Hace justo un cuarto de siglo, en el año 2000, tuve que hacer frente como alto cargo en un ayuntamiento de una gran ciudad al que se conoció como Efecto 2000. Los sistemas anticuados de las administraciones públicas de entonces soportaron mal que bien el miedo al apagón y al caos que los agoreros del momento propagaban por doquier en aquel entonces.
El caso es que vitaminados por esa dulce victoria, nos vinimos arriba y decidimos afrontar una revolución tecnológica en el ayuntamiento: pretendíamos, ufanos y henchidos de orgullo, hacerle transitar del siglo XIX al XXI sin pasar por el XX. Ahora lo llamaríamos "transformación digital y escalabilidad", entonces recibió el vetusto nombre de Plan de modernización. Queríamos que cualquier ciudadano, en un plazo de un par de años, pudiese hacer todas las gestiones con el ayuntamiento desde su casa. El problema era que la mitad de los funcionarios no tenían ordenador y quien lo tenía apenas alcanzaba a encenderlo y escribir en unos procesadores de texto antediluvianos. Fracasamos, obviamente.

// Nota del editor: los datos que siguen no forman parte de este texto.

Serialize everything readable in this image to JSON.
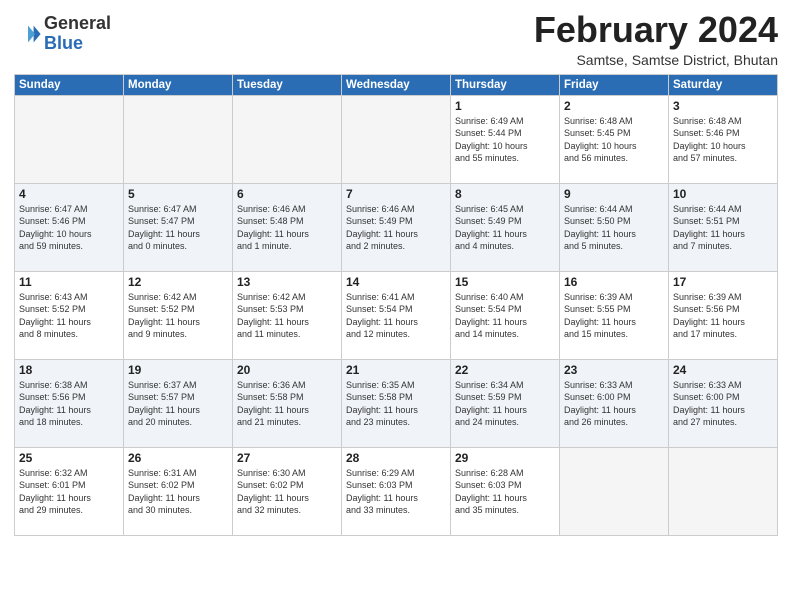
{
  "logo": {
    "general": "General",
    "blue": "Blue"
  },
  "header": {
    "month": "February 2024",
    "location": "Samtse, Samtse District, Bhutan"
  },
  "weekdays": [
    "Sunday",
    "Monday",
    "Tuesday",
    "Wednesday",
    "Thursday",
    "Friday",
    "Saturday"
  ],
  "weeks": [
    [
      {
        "day": "",
        "info": ""
      },
      {
        "day": "",
        "info": ""
      },
      {
        "day": "",
        "info": ""
      },
      {
        "day": "",
        "info": ""
      },
      {
        "day": "1",
        "info": "Sunrise: 6:49 AM\nSunset: 5:44 PM\nDaylight: 10 hours\nand 55 minutes."
      },
      {
        "day": "2",
        "info": "Sunrise: 6:48 AM\nSunset: 5:45 PM\nDaylight: 10 hours\nand 56 minutes."
      },
      {
        "day": "3",
        "info": "Sunrise: 6:48 AM\nSunset: 5:46 PM\nDaylight: 10 hours\nand 57 minutes."
      }
    ],
    [
      {
        "day": "4",
        "info": "Sunrise: 6:47 AM\nSunset: 5:46 PM\nDaylight: 10 hours\nand 59 minutes."
      },
      {
        "day": "5",
        "info": "Sunrise: 6:47 AM\nSunset: 5:47 PM\nDaylight: 11 hours\nand 0 minutes."
      },
      {
        "day": "6",
        "info": "Sunrise: 6:46 AM\nSunset: 5:48 PM\nDaylight: 11 hours\nand 1 minute."
      },
      {
        "day": "7",
        "info": "Sunrise: 6:46 AM\nSunset: 5:49 PM\nDaylight: 11 hours\nand 2 minutes."
      },
      {
        "day": "8",
        "info": "Sunrise: 6:45 AM\nSunset: 5:49 PM\nDaylight: 11 hours\nand 4 minutes."
      },
      {
        "day": "9",
        "info": "Sunrise: 6:44 AM\nSunset: 5:50 PM\nDaylight: 11 hours\nand 5 minutes."
      },
      {
        "day": "10",
        "info": "Sunrise: 6:44 AM\nSunset: 5:51 PM\nDaylight: 11 hours\nand 7 minutes."
      }
    ],
    [
      {
        "day": "11",
        "info": "Sunrise: 6:43 AM\nSunset: 5:52 PM\nDaylight: 11 hours\nand 8 minutes."
      },
      {
        "day": "12",
        "info": "Sunrise: 6:42 AM\nSunset: 5:52 PM\nDaylight: 11 hours\nand 9 minutes."
      },
      {
        "day": "13",
        "info": "Sunrise: 6:42 AM\nSunset: 5:53 PM\nDaylight: 11 hours\nand 11 minutes."
      },
      {
        "day": "14",
        "info": "Sunrise: 6:41 AM\nSunset: 5:54 PM\nDaylight: 11 hours\nand 12 minutes."
      },
      {
        "day": "15",
        "info": "Sunrise: 6:40 AM\nSunset: 5:54 PM\nDaylight: 11 hours\nand 14 minutes."
      },
      {
        "day": "16",
        "info": "Sunrise: 6:39 AM\nSunset: 5:55 PM\nDaylight: 11 hours\nand 15 minutes."
      },
      {
        "day": "17",
        "info": "Sunrise: 6:39 AM\nSunset: 5:56 PM\nDaylight: 11 hours\nand 17 minutes."
      }
    ],
    [
      {
        "day": "18",
        "info": "Sunrise: 6:38 AM\nSunset: 5:56 PM\nDaylight: 11 hours\nand 18 minutes."
      },
      {
        "day": "19",
        "info": "Sunrise: 6:37 AM\nSunset: 5:57 PM\nDaylight: 11 hours\nand 20 minutes."
      },
      {
        "day": "20",
        "info": "Sunrise: 6:36 AM\nSunset: 5:58 PM\nDaylight: 11 hours\nand 21 minutes."
      },
      {
        "day": "21",
        "info": "Sunrise: 6:35 AM\nSunset: 5:58 PM\nDaylight: 11 hours\nand 23 minutes."
      },
      {
        "day": "22",
        "info": "Sunrise: 6:34 AM\nSunset: 5:59 PM\nDaylight: 11 hours\nand 24 minutes."
      },
      {
        "day": "23",
        "info": "Sunrise: 6:33 AM\nSunset: 6:00 PM\nDaylight: 11 hours\nand 26 minutes."
      },
      {
        "day": "24",
        "info": "Sunrise: 6:33 AM\nSunset: 6:00 PM\nDaylight: 11 hours\nand 27 minutes."
      }
    ],
    [
      {
        "day": "25",
        "info": "Sunrise: 6:32 AM\nSunset: 6:01 PM\nDaylight: 11 hours\nand 29 minutes."
      },
      {
        "day": "26",
        "info": "Sunrise: 6:31 AM\nSunset: 6:02 PM\nDaylight: 11 hours\nand 30 minutes."
      },
      {
        "day": "27",
        "info": "Sunrise: 6:30 AM\nSunset: 6:02 PM\nDaylight: 11 hours\nand 32 minutes."
      },
      {
        "day": "28",
        "info": "Sunrise: 6:29 AM\nSunset: 6:03 PM\nDaylight: 11 hours\nand 33 minutes."
      },
      {
        "day": "29",
        "info": "Sunrise: 6:28 AM\nSunset: 6:03 PM\nDaylight: 11 hours\nand 35 minutes."
      },
      {
        "day": "",
        "info": ""
      },
      {
        "day": "",
        "info": ""
      }
    ]
  ]
}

Sirva este ejemplo para reconocer que nadie está a salvo de cometer un error de gestión al frente de las administraciones públicas, por eso cuando escucho hablar a nuestros actuales mandatarios públicos de inteligencia artificial, de humanismo tecnológico y de liderazgo mundial de España en derechos digitales, me causan, he de decirles, un gran sonrojo.

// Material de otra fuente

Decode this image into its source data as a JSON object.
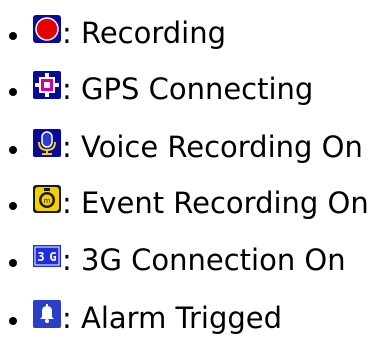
{
  "legend": {
    "items": [
      {
        "icon": "recording-icon",
        "label": ": Recording"
      },
      {
        "icon": "gps-connecting-icon",
        "label": ": GPS Connecting"
      },
      {
        "icon": "voice-recording-icon",
        "label": ": Voice Recording On"
      },
      {
        "icon": "event-recording-icon",
        "label": ": Event Recording On"
      },
      {
        "icon": "3g-connection-icon",
        "label": ": 3G Connection On"
      },
      {
        "icon": "alarm-icon",
        "label": ": Alarm Trigged"
      }
    ]
  },
  "colors": {
    "text": "#000000",
    "icon_frame": "#0a0a9a",
    "recording_red": "#e60000",
    "gps_magenta": "#d000a0",
    "voice_blue": "#2a3bd0",
    "event_yellow": "#f4d000",
    "net_blue": "#1c2ee0",
    "alarm_blue": "#2b3ec8"
  }
}
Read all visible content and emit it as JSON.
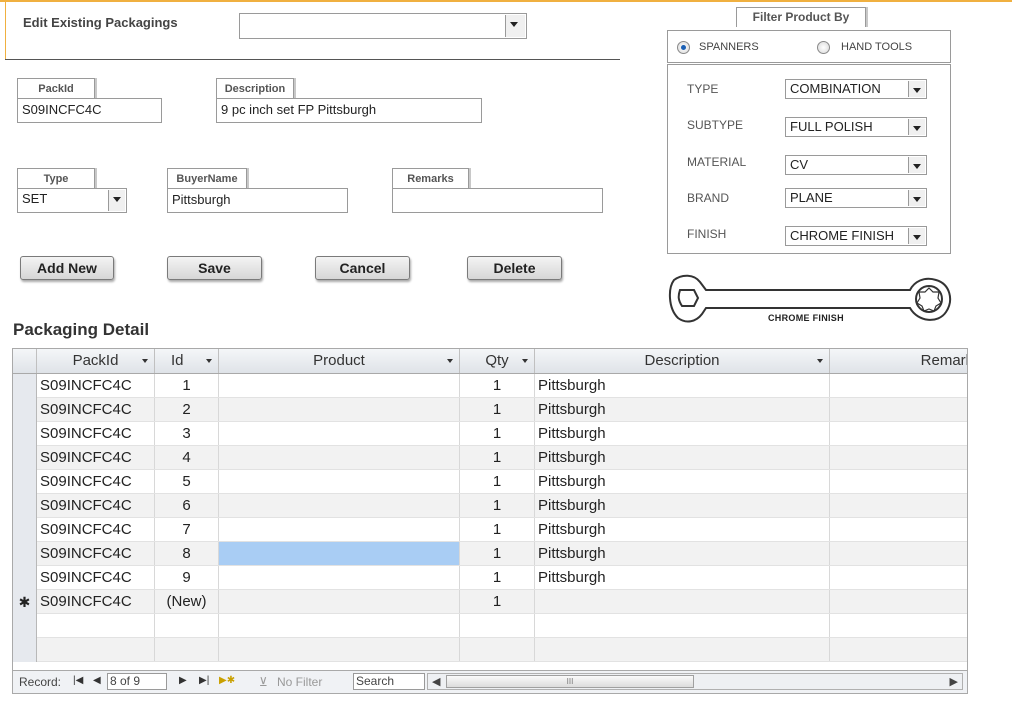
{
  "header": {
    "edit_label": "Edit Existing Packagings",
    "edit_value": ""
  },
  "fields": {
    "packid_label": "PackId",
    "packid_value": "S09INCFC4C",
    "description_label": "Description",
    "description_value": "9 pc inch set FP Pittsburgh",
    "type_label": "Type",
    "type_value": "SET",
    "buyername_label": "BuyerName",
    "buyername_value": "Pittsburgh",
    "remarks_label": "Remarks",
    "remarks_value": ""
  },
  "buttons": {
    "add_new": "Add New",
    "save": "Save",
    "cancel": "Cancel",
    "delete": "Delete"
  },
  "filter": {
    "title": "Filter Product By",
    "option_spanners": "SPANNERS",
    "option_hand_tools": "HAND TOOLS",
    "selected_option": "SPANNERS",
    "type_label": "TYPE",
    "type_value": "COMBINATION",
    "subtype_label": "SUBTYPE",
    "subtype_value": "FULL POLISH",
    "material_label": "MATERIAL",
    "material_value": "CV",
    "brand_label": "BRAND",
    "brand_value": "PLANE",
    "finish_label": "FINISH",
    "finish_value": "CHROME FINISH",
    "image_caption": "CHROME FINISH"
  },
  "detail": {
    "title": "Packaging Detail",
    "columns": [
      "PackId",
      "Id",
      "Product",
      "Qty",
      "Description",
      "Remarl"
    ],
    "rows": [
      {
        "packid": "S09INCFC4C",
        "id": "1",
        "product": "",
        "qty": "1",
        "description": "Pittsburgh"
      },
      {
        "packid": "S09INCFC4C",
        "id": "2",
        "product": "",
        "qty": "1",
        "description": "Pittsburgh"
      },
      {
        "packid": "S09INCFC4C",
        "id": "3",
        "product": "",
        "qty": "1",
        "description": "Pittsburgh"
      },
      {
        "packid": "S09INCFC4C",
        "id": "4",
        "product": "",
        "qty": "1",
        "description": "Pittsburgh"
      },
      {
        "packid": "S09INCFC4C",
        "id": "5",
        "product": "",
        "qty": "1",
        "description": "Pittsburgh"
      },
      {
        "packid": "S09INCFC4C",
        "id": "6",
        "product": "",
        "qty": "1",
        "description": "Pittsburgh"
      },
      {
        "packid": "S09INCFC4C",
        "id": "7",
        "product": "",
        "qty": "1",
        "description": "Pittsburgh"
      },
      {
        "packid": "S09INCFC4C",
        "id": "8",
        "product": "",
        "qty": "1",
        "description": "Pittsburgh"
      },
      {
        "packid": "S09INCFC4C",
        "id": "9",
        "product": "",
        "qty": "1",
        "description": "Pittsburgh"
      }
    ],
    "new_row": {
      "marker": "✱",
      "packid": "S09INCFC4C",
      "id": "(New)",
      "qty": "1"
    },
    "selected_row": 8
  },
  "status": {
    "record_label": "Record:",
    "record_value": "8 of 9",
    "no_filter": "No Filter",
    "search": "Search",
    "scroll_thumb": "III"
  },
  "colors": {
    "accent_line": "#f0b040",
    "selected_cell": "#a9cdf4"
  }
}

Recientemente, el presidente del Gobierno ha anunciado la creación del gran modelo de inteligencia artificial entrenado en español, y para ello ha rubricado la firma de un acuerdo con la multinacional IBM. Por supuesto, estoy a favor de estos grandes acuerdos (soy un fiel creyente en el modelo de colaboración público-privada, otra cosa es que crea menos en la forma tradicional en que son ejecutados en nuestros lares), el problema es que no acabo de entender como ciudadano de qué va esto.
Y, sobre todo, si algunos no deberían taparse un poco las vergüenzas al proclamar semejante reto hercúleo, cuando tenemos una administración en la que cada vez que tienes que entrar en sus portales y páginas web a tratar de hacer alguna gestión, a la ciudadanía española le causa vértigo, pavor y desazón.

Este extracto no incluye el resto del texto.